Relationship between 95% CIs and P values
Information about the P value is contained in the 95% CI. As shown in Figure 4, the P value can be inferred based on whether the finding of "no difference" falls within the CI.
So, given a CI of 2 to 12 pounds for the 7-pound difference, one could infer that the P value is less than 0.05. Alternatively, given a CI of -3 to 17 pounds for the 7-pound difference, one could infer that the P value is greater than 0.05. If the CI terminates exactly on no difference, such as 0 to 14 pounds, then the P value is exactly 0.05.
Remember that the value for no difference depends on the type of effect measure used. When the effect measure involves a subtraction, the value for the difference is 0. When the effect measure involves a ratio, the value for no difference is 1. As shown in Table 1, readers must pay careful attention to this in order to reliably interpret the CI.

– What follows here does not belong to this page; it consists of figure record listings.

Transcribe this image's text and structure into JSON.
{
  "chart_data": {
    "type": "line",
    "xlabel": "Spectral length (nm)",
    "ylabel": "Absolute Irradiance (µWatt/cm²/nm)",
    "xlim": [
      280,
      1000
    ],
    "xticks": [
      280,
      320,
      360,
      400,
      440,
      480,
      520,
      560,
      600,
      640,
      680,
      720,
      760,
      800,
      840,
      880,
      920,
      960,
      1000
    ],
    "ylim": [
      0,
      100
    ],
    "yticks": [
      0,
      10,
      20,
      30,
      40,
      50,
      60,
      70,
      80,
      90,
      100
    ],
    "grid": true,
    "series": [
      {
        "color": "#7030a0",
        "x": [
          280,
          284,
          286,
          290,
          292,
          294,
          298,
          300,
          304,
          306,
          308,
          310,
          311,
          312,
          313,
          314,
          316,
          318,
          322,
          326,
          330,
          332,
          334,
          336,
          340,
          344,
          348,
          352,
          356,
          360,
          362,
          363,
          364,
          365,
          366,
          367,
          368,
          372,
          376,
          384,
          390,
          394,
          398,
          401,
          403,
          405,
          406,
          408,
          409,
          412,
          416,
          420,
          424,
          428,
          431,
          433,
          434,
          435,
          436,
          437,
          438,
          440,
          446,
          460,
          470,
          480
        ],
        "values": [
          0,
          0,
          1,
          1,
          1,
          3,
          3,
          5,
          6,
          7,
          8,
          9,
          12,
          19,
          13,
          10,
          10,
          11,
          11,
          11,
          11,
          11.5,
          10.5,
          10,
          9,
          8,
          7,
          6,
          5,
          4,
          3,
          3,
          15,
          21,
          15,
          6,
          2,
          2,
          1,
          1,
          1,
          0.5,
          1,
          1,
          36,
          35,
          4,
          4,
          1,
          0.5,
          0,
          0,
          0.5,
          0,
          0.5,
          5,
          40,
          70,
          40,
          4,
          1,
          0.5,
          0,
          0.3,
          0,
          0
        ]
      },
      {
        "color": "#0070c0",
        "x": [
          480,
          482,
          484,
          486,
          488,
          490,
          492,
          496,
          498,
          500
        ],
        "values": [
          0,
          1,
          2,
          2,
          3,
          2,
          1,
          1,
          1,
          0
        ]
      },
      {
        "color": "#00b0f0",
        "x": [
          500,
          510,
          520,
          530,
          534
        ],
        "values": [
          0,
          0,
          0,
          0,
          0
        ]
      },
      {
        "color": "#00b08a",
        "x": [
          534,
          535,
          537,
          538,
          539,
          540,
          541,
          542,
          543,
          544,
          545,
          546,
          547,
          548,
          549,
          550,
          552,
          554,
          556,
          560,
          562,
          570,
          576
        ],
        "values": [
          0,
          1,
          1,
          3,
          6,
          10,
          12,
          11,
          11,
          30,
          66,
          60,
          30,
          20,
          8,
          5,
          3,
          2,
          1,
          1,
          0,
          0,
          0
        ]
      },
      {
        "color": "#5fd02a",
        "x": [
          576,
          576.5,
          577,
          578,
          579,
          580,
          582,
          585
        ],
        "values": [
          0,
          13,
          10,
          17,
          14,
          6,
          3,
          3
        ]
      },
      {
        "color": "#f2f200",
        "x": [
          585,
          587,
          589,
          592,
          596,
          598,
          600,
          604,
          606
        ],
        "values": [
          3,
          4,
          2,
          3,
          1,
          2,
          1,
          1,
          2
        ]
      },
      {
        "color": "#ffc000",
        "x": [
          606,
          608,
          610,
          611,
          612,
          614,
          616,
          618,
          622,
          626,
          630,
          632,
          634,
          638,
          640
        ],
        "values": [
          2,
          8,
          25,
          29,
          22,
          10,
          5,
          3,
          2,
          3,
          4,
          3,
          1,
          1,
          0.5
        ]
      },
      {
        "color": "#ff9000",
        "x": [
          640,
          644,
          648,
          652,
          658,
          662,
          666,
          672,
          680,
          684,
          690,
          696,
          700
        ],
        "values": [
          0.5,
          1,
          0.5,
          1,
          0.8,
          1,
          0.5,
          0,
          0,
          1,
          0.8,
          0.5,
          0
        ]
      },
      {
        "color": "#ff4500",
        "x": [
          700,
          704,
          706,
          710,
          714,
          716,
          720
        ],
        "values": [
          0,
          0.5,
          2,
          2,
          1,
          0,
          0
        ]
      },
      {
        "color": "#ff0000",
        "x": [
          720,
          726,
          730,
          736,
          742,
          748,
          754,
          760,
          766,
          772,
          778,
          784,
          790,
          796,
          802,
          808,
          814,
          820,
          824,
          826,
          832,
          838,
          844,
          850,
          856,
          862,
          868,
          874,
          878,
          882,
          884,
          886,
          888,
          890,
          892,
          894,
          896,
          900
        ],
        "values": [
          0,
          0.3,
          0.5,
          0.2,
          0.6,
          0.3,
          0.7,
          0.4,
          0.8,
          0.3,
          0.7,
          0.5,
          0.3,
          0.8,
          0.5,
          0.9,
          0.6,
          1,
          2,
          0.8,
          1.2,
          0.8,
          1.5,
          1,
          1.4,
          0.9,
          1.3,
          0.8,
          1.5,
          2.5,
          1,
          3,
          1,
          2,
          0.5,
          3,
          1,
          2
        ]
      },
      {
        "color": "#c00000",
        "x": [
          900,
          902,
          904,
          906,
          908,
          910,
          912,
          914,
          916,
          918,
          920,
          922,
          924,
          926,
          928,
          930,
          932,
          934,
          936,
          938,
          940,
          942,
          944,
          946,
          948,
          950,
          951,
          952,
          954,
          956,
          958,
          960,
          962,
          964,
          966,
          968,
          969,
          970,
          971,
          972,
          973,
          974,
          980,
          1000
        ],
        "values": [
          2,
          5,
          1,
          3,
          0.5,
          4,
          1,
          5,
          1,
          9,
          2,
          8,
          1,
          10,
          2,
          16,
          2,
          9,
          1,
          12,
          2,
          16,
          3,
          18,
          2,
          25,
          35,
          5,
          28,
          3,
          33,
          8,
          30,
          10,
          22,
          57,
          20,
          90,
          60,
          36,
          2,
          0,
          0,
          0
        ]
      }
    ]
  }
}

Although P values and 95% CIs are related, CIs are preferred because they convey information about the range of plausible effects. In other words, the CI provides the reader with some sense of how precise the estimate of the effect is. This is a valuable dimension that is not contained within a P value.
But, like P values, 95% CIs do not answer two critical questions: 1) Is the result correct? 2) Is the observed effect "important"? To answer the first question, readers must seek other data and evaluate the possibility of systematic error (bias). To answer the second, they must rely on their own clinical judgment.